— Но этот ансамбль единственная возможность для меня не терять связь с музыкой, — тихо произнес Сяо Тан.
Не терять связь с музыкой. А если и потеряет? Не умирать же из-за этого! На худой конец есть самодеятельность…
Вдруг Лао Вэй рассмеялся. Стоило ли так волноваться, разыскивать Сяо Тана? Ну, рассердился он, раскричался. А из оркестра Сяо Тан все равно не уйдет. Все надежды у парня на этот ансамбль, которому уже недолго осталось жить. С ним связаны его идеалы, его труд. А ансамбль приносит одни убытки, как тот завод, который закрыли. По спине Лао Вэя побежал холодок, он вздрогнул и вдруг подумал: надо парня порадовать, пусть даст со своим оркестром три концерта. Нельзя будет в театре, выступят в каком-нибудь зерновом складе, хоть в угольной яме. Медлить нельзя, пусть поторопится с выступлениями, а то может быть поздно. Лао Вэй немного успокоился, словно ему удалось вернуть долг. Но что будет после трех этих спектаклей?.. Ансамбль могут вот-вот закрыть, и тогда уже помочь оркестру будет невозможно. Сяо Тан возненавидит его, Лао Вэя, но потом это пройдет, и он поспешит хоть на край света, чтобы сдать экзамены и устроиться в какой-нибудь ансамбль, в поисках своей музыки, без которой не может жить. Лао Вэю пришла в голову мысль написать письма руководителям нескольких ансамблей, старым боевым друзьям, с просьбой взять Сяо Тана на работу. Надежда слабая, материальное положение у ансамблей сейчас хуже некуда, штаты сокращаются. Даже самые талантливые остаются без места. Тем более дирижеры — дирижер ансамблю нужен один. Тяжкое время переживают сейчас актеры и музыканты — когда-нибудь это станет просто воспоминанием.
Опустили занавес, и стало темно. На декорации с изображением неба раскачивалась огромная тень дирижера, словно привидение. А из-за кулис все лилась мелодия: «Чайка, морская сизокрылая чайка, куда ты улетела?..»
3
Танцоры ансамбля спешили сменить декорацию: палуба иностранного судна. Вдали синеет море, на первом плане — перила, бортовой трап, каюты, под тентом — столик и два стула. Из-за кулис доносится мелодия. Инь Сююань, выступающая в роли официантки, одета по-европейски.

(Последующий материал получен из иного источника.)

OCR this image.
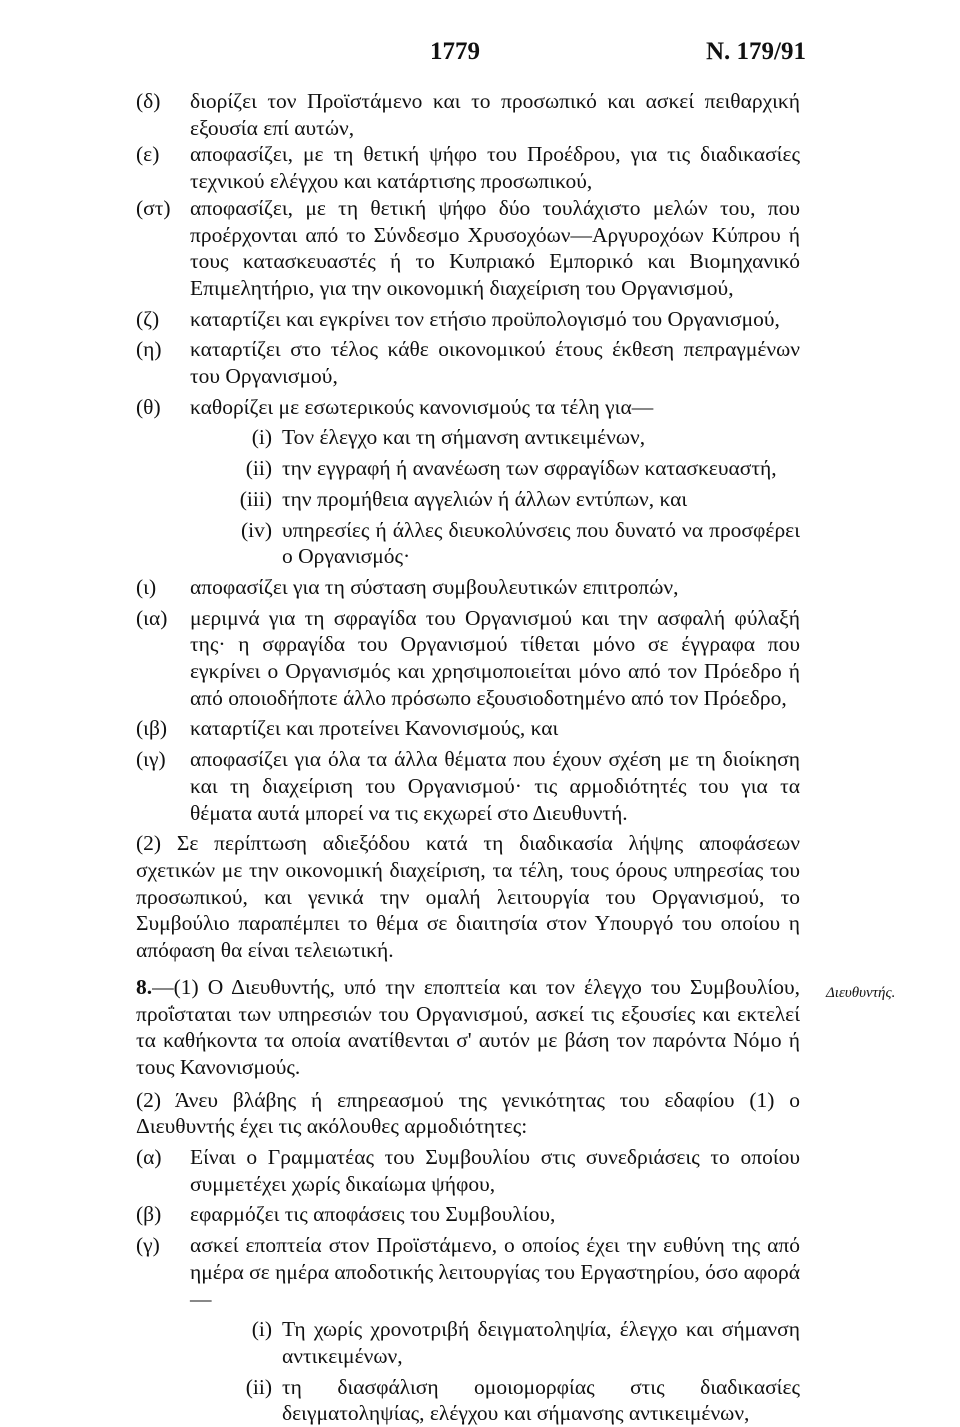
1779	Ν. 179/91
(δ)	διορίζει τον Προϊστάμενο και το προσωπικό και ασκεί πειθαρχική εξουσία επί αυτών,
(ε)	αποφασίζει, με τη θετική ψήφο του Προέδρου, για τις διαδικασίες τεχνικού ελέγχου και κατάρτισης προσωπικού,
(στ) αποφασίζει, με τη θετική ψήφο δύο τουλάχιστο μελών του, που προέρχονται από το Σύνδεσμο Χρυσοχόων—Αργυροχόων Κύπρου ή τους κατασκευαστές ή το Κυπριακό Εμπορικό και Βιομηχανικό Επιμελητήριο, για την οικονομική διαχείριση του Οργανισμού,
(ζ)	καταρτίζει και εγκρίνει τον ετήσιο προϋπολογισμό του Οργανισμού,
(η)	καταρτίζει στο τέλος κάθε οικονομικού έτους έκθεση πεπραγμένων του Οργανισμού,
(θ)	καθορίζει με εσωτερικούς κανονισμούς τα τέλη για—
(i) Τον έλεγχο και τη σήμανση αντικειμένων,
(ii) την εγγραφή ή ανανέωση των σφραγίδων κατασκευαστή,
(iii) την προμήθεια αγγελιών ή άλλων εντύπων, και
(iv) υπηρεσίες ή άλλες διευκολύνσεις που δυνατό να προσφέρει ο Οργανισμός·
(ι)	αποφασίζει για τη σύσταση συμβουλευτικών επιτροπών,
(ια)	μεριμνά για τη σφραγίδα του Οργανισμού και την ασφαλή φύλαξή της· η σφραγίδα του Οργανισμού τίθεται μόνο σε έγγραφα που εγκρίνει ο Οργανισμός και χρησιμοποιείται μόνο από τον Πρόεδρο ή από οποιοδήποτε άλλο πρόσωπο εξουσιοδοτημένο από τον Πρόεδρο,
(ιβ)	καταρτίζει και προτείνει Κανονισμούς, και
(ιγ)	αποφασίζει για όλα τα άλλα θέματα που έχουν σχέση με τη διοίκηση και τη διαχείριση του Οργανισμού· τις αρμοδιότητές του για τα θέματα αυτά μπορεί να τις εκχωρεί στο Διευθυντή.
(2) Σε περίπτωση αδιεξόδου κατά τη διαδικασία λήψης αποφάσεων σχετικών με την οικονομική διαχείριση, τα τέλη, τους όρους υπηρεσίας του προσωπικού, και γενικά την ομαλή λειτουργία του Οργανισμού, το Συμβούλιο παραπέμπει το θέμα σε διαιτησία στον Υπουργό του οποίου η απόφαση θα είναι τελειωτική.
8.—(1) Ο Διευθυντής, υπό την εποπτεία και τον έλεγχο του Συμβουλίου, προΐσταται των υπηρεσιών του Οργανισμού, ασκεί τις εξουσίες και εκτελεί τα καθήκοντα τα οποία ανατίθενται σ' αυτόν με βάση τον παρόντα Νόμο ή τους Κανονισμούς.
(2) Άνευ βλάβης ή επηρεασμού της γενικότητας του εδαφίου (1) ο Διευθυντής έχει τις ακόλουθες αρμοδιότητες:
(α)	Είναι ο Γραμματέας του Συμβουλίου στις συνεδριάσεις το οποίου συμμετέχει χωρίς δικαίωμα ψήφου,
(β)	εφαρμόζει τις αποφάσεις του Συμβουλίου,
(γ)	ασκεί εποπτεία στον Προϊστάμενο, ο οποίος έχει την ευθύνη της από ημέρα σε ημέρα αποδοτικής λειτουργίας του Εργαστηρίου, όσο αφορά—
(i) Τη χωρίς χρονοτριβή δειγματοληψία, έλεγχο και σήμανση αντικειμένων,
(ii) τη διασφάλιση ομοιομορφίας στις διαδικασίες δειγματοληψίας, ελέγχου και σήμανσης αντικειμένων,
Διευθυντής.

Она энергично шагает, откинув назад голову, выпятив грудь, в ожидании, когда поднимется занавес. С сигаретой в руке она старается выглядеть как можно раскованнее, что якобы свойственно иностранцам. Лао Вэю неприятно на нее смотреть. Лицо у Инь Сююань круглое, немного плоское, миндалевидные, очень красивые глаза излучают нежность, маленький рот, на щеках ямочки — знак благородства и доброты. Ее золотистые волосы, яркое платье в цветах, туфли на тонком высоком каблуке, выпяченная грудь, сигарета, небрежный жест, которым она отбрасывает волосы, вызывающий смех не могут заслонить воспоминания Лао Вэя о девушке в матерчатых вышитых тапочках, которая теребит кончик длинной косы. Именно такой была Инь Сююань в жизни. Лао Вэй до сих пор не забыл, как в «Женитьбе маленького Эрхэя» она играла Сяо Цинь, скромную, добрую, целомудренную девушку. Лучше бы их ансамбль, думал Лао Вэй, ставил оперы о жизни крестьян: большинство актеров — из северных городов и ближайших уездов, все они просты, добродушны. Да и кругозор их недостаточно широк, ведь живут в захолустье, и профессиональная подготовка слабая. В ролях крестьян они были бы органичны и естественны. И зрителю приятнее. Но времена «Женитьбы маленького Эрхэя» прошли, сейчас такие вещи не пользуются успехом. Публика в основном молодая, а молодые предпочитают Лю Лицзюнь и электроорганы, им подавай румбу, «Превратности любви золотоволосой американки и отважного моряка»… Лао Вэй однажды слышал, как какой-то модно одетый молодой человек с издевкой изрек: «Пошлые байки Уолл-стрита, ничего интересного», и все рассмеялись. Но Лао Вэю было не до смеха.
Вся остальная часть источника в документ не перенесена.